Selfie sulla tragedia, non solo una mania collettiva

Selfie sulla tragedia, non solo una mania collettiva.
Mania collettiva o pura idiozia – le due cose possono anche non essere separate - poco importa. Si deve ancora dare notizia di un “selfista” che, lo scorso 26 maggio, tenta di immortalare il proprio faccione mentre alle spalle alcuni soccorritori intervengono su una donna, appena investita da un treno, stesa tra i binari della stazione di Piacenza.
Un'immagine che forse non provoca neanche più un sussulto a chi è abituato a trascorrere ore in rete o sui social. Lo si liquida così, facilmente, con frasi del tipo “che idiota!” o “ho visto di peggio” e si passa oltre.

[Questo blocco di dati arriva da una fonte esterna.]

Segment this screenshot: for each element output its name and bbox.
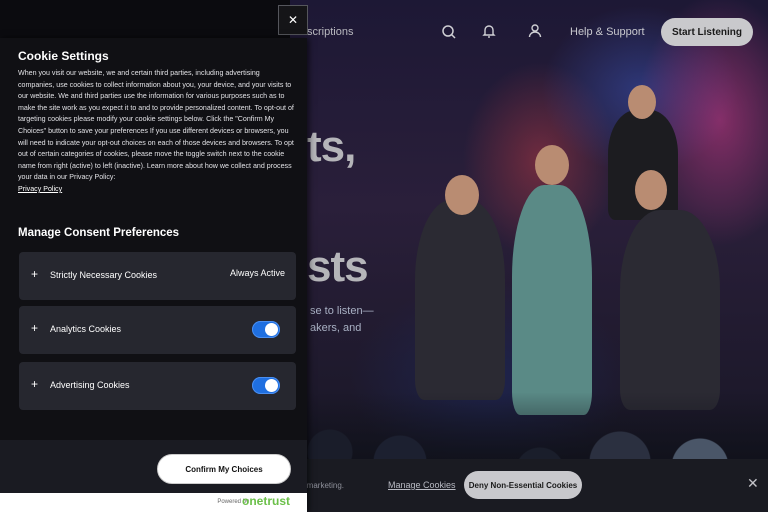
- band-member-guitarist-left: [415, 200, 505, 400]
- pref-advertising[interactable]: + Advertising Cookies: [19, 362, 296, 410]
- manage-consent-heading: Manage Consent Preferences: [18, 227, 180, 239]
- user-icon[interactable]: [527, 23, 543, 39]
- modal-description: When you visit our website, we and certa…: [18, 68, 296, 196]
- hero-heading-line2: sts: [307, 242, 369, 291]
- bell-icon[interactable]: [481, 23, 497, 39]
- powered-by-bar: Powered by onetrust: [0, 493, 307, 512]
- always-active-label: Always Active: [229, 268, 285, 278]
- pref-analytics[interactable]: + Analytics Cookies: [19, 306, 296, 354]
- band-member-head: [535, 145, 569, 185]
- pref-label: Advertising Cookies: [50, 380, 130, 390]
- band-member-singer: [512, 185, 592, 415]
- toggle-knob: [265, 323, 278, 336]
- close-modal-button[interactable]: ✕: [278, 5, 308, 35]
- band-member-guitarist-right: [620, 210, 720, 410]
- band-member-head: [635, 170, 667, 210]
- privacy-policy-link[interactable]: Privacy Policy: [18, 184, 296, 196]
- expand-icon[interactable]: +: [31, 267, 38, 281]
- expand-icon[interactable]: +: [31, 321, 38, 335]
- hero-subtext-line2: akers, and: [310, 322, 362, 334]
- pref-strictly-necessary[interactable]: + Strictly Necessary Cookies Always Acti…: [19, 252, 296, 300]
- search-icon[interactable]: [441, 24, 457, 40]
- start-listening-button[interactable]: Start Listening: [661, 18, 753, 46]
- analytics-toggle[interactable]: [252, 321, 280, 338]
- modal-title: Cookie Settings: [18, 49, 109, 63]
- manage-cookies-link[interactable]: Manage Cookies: [388, 480, 456, 490]
- onetrust-logo[interactable]: onetrust: [242, 494, 290, 508]
- description-text: When you visit our website, we and certa…: [18, 69, 294, 182]
- hero-subtext-line1: se to listen—: [310, 305, 374, 317]
- close-icon: ✕: [287, 13, 299, 27]
- band-member-head: [628, 85, 656, 119]
- modal-footer: Confirm My Choices Powered by onetrust: [0, 440, 307, 512]
- expand-icon[interactable]: +: [31, 377, 38, 391]
- advertising-toggle[interactable]: [252, 377, 280, 394]
- toggle-knob: [265, 379, 278, 392]
- confirm-choices-button[interactable]: Confirm My Choices: [157, 454, 291, 484]
- band-member-head: [445, 175, 479, 215]
- help-support-link[interactable]: Help & Support: [570, 26, 645, 38]
- banner-close-icon[interactable]: ✕: [747, 475, 759, 492]
- pref-label: Analytics Cookies: [50, 324, 122, 334]
- deny-non-essential-button[interactable]: Deny Non-Essential Cookies: [464, 471, 582, 499]
- nav-link-subscriptions[interactable]: scriptions: [307, 26, 353, 38]
- hero-heading-line1: ts,: [307, 122, 356, 171]
- pref-label: Strictly Necessary Cookies: [50, 270, 158, 280]
- cookie-settings-modal: Cookie Settings When you visit our websi…: [0, 38, 307, 512]
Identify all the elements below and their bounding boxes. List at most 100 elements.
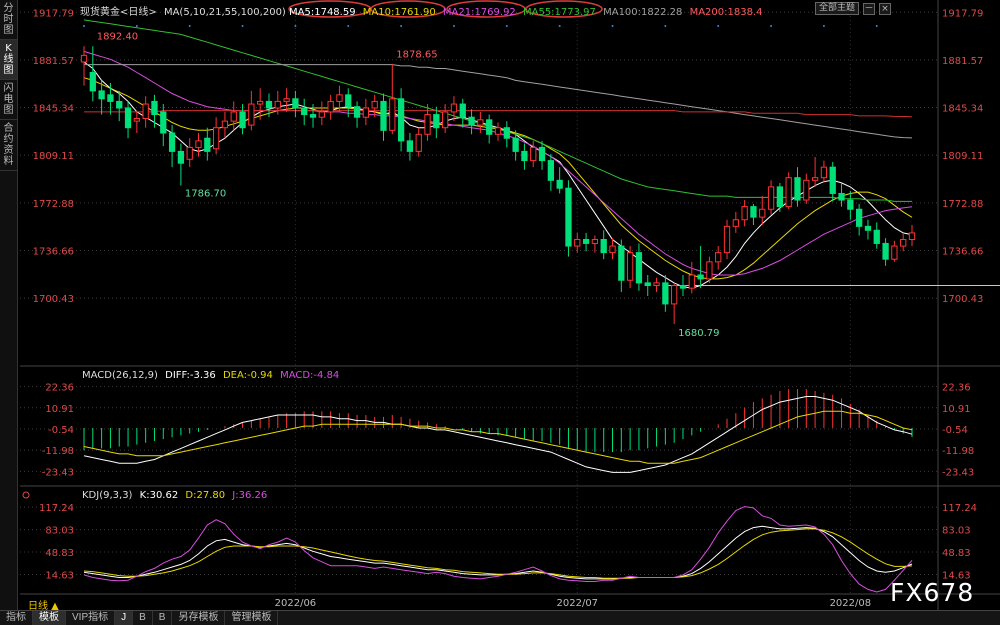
candle	[318, 111, 325, 118]
main-legend: 现货黄金<日线> MA(5,10,21,55,100,200) MA5:1748…	[80, 3, 762, 18]
candle	[239, 111, 246, 129]
marker-dot	[400, 25, 403, 27]
candle	[362, 107, 370, 118]
candle	[265, 100, 273, 109]
tab-b1[interactable]: B	[133, 611, 153, 625]
candle	[486, 119, 493, 135]
candle	[336, 94, 343, 102]
marker-dot	[347, 25, 350, 27]
ma10-value: MA10:1761.90	[362, 7, 436, 18]
candle	[635, 252, 643, 284]
y-tick-left: 48.83	[45, 548, 74, 559]
candle	[494, 127, 502, 135]
candle	[221, 120, 229, 129]
y-tick-left: 1772.88	[33, 199, 74, 210]
tab-manage-template[interactable]: 管理模板	[225, 611, 279, 625]
candle	[556, 179, 563, 189]
candle	[433, 114, 440, 129]
y-tick-left: 1881.57	[33, 56, 74, 67]
ma5-value: MA5:1748.59	[289, 7, 356, 18]
candle	[679, 285, 687, 289]
candle	[133, 118, 140, 122]
y-tick-right: 22.36	[942, 383, 971, 394]
candle	[767, 186, 775, 210]
y-tick-left: 1845.34	[33, 104, 74, 115]
candle	[177, 150, 185, 164]
candle	[547, 160, 554, 181]
y-tick-left: -11.98	[42, 446, 74, 457]
y-tick-right: 1700.43	[942, 294, 983, 305]
candle	[776, 186, 784, 208]
kline-chart[interactable]: 1917.79 1917.79 1881.57 1881.57 1845.34 1845.…	[0, 0, 1000, 610]
x-tick-label: 2022/07	[557, 598, 599, 609]
candle	[856, 208, 863, 227]
candle	[204, 137, 211, 152]
y-tick-right: 117.24	[942, 503, 977, 514]
candle	[283, 98, 290, 102]
candle	[406, 140, 414, 152]
marker-dot	[770, 25, 773, 27]
y-tick-left: 10.91	[45, 404, 74, 415]
candle	[565, 187, 572, 247]
candle	[829, 166, 836, 194]
kdj-line-k	[83, 525, 913, 580]
marker-dot	[452, 25, 455, 27]
candle	[274, 100, 281, 109]
candle	[538, 146, 546, 162]
candle	[697, 274, 704, 280]
tab-save-template[interactable]: 另存模板	[172, 611, 226, 625]
chart-toolbar: 全部主题 － ×	[815, 2, 892, 15]
candle	[750, 206, 757, 218]
marker-dot	[611, 25, 614, 27]
candle	[327, 100, 334, 113]
candle	[847, 199, 854, 210]
ma21-value: MA21:1769.92	[442, 7, 516, 18]
kdj-legend: KDJ(9,3,3) K:30.62 D:27.80 J:36.26	[82, 490, 267, 501]
candle	[908, 232, 916, 240]
candle	[723, 225, 731, 254]
y-tick-right: 1845.34	[942, 104, 983, 115]
tab-indicator[interactable]: 指标	[0, 611, 33, 625]
pane-marker	[22, 491, 30, 499]
candle	[715, 252, 722, 263]
candle	[803, 179, 810, 201]
y-tick-right: 1809.11	[942, 151, 983, 162]
candle	[741, 206, 748, 221]
candle	[900, 238, 907, 247]
marker-dot	[505, 25, 508, 27]
candle	[644, 282, 651, 287]
candle	[662, 282, 669, 305]
candle	[142, 103, 149, 120]
y-tick-left: 1917.79	[33, 8, 74, 19]
theme-select-button[interactable]: 全部主题	[815, 2, 860, 15]
candle	[811, 177, 819, 181]
tab-template[interactable]: 模板	[33, 611, 66, 625]
candle	[653, 282, 660, 287]
tab-j[interactable]: J	[115, 611, 134, 625]
y-tick-left: 1736.66	[33, 246, 74, 257]
candle	[248, 103, 255, 126]
y-tick-right: 1881.57	[942, 56, 983, 67]
y-tick-right: 10.91	[942, 404, 971, 415]
ma-line-ma200	[84, 110, 913, 118]
y-tick-left: 22.36	[45, 383, 74, 394]
candle	[882, 242, 889, 260]
candle	[600, 238, 607, 254]
candle	[512, 137, 519, 152]
minimize-button[interactable]: －	[863, 2, 876, 15]
candle	[671, 285, 678, 305]
marker-dot	[875, 25, 878, 27]
period-name: <日线>	[120, 7, 157, 18]
tab-vip-indicator[interactable]: VIP指标	[66, 611, 116, 625]
candle	[477, 119, 484, 126]
price-annotation: 1680.79	[678, 328, 719, 339]
y-tick-right: 1772.88	[942, 199, 983, 210]
candle	[371, 100, 378, 109]
close-button[interactable]: ×	[879, 2, 892, 15]
candle	[389, 98, 396, 131]
candle	[530, 146, 537, 162]
tab-b2[interactable]: B	[153, 611, 173, 625]
candle	[309, 114, 317, 118]
candle	[424, 114, 431, 135]
candle	[257, 100, 264, 105]
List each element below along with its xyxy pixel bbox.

D'altronde “non ha fatto male a nessuno”. E se nessuno ha potuto godere di questo selfie, lo si deve agli agenti della Polfer che, grazie al “contro scatto” di Giorgio Lambri, capocronista della “Libertà” di Piacenza, sono riusciti ad identificare il giovane e a costringerlo a cancellare la foto dal telefono e da ogni altra piattaforma.

A sconvolgere allora è questo appiattimento morale ed emozionale, proprio sia dell'utente passivo che del deficiente attivo, completamente disconnesso dalla realtà circostante e dall'abisso di dolore della tragedia (nel caso proposto alla donna sarà poi amputato un arto), ma sempre connesso alla ricerca del selfie perfetto. Che è poi quello che porterà più reazioni, di stima o sdegno non ha importanza. Perché “we can be heroes just for one day”. L'anonimato è così diventato la vera tragedia, la sconfitta sociale di oggi. Ma a tutto c'è rimedio. Basta avere uno smartphone in tasca, nessuna remora morale e probabilmente tanta solitudine.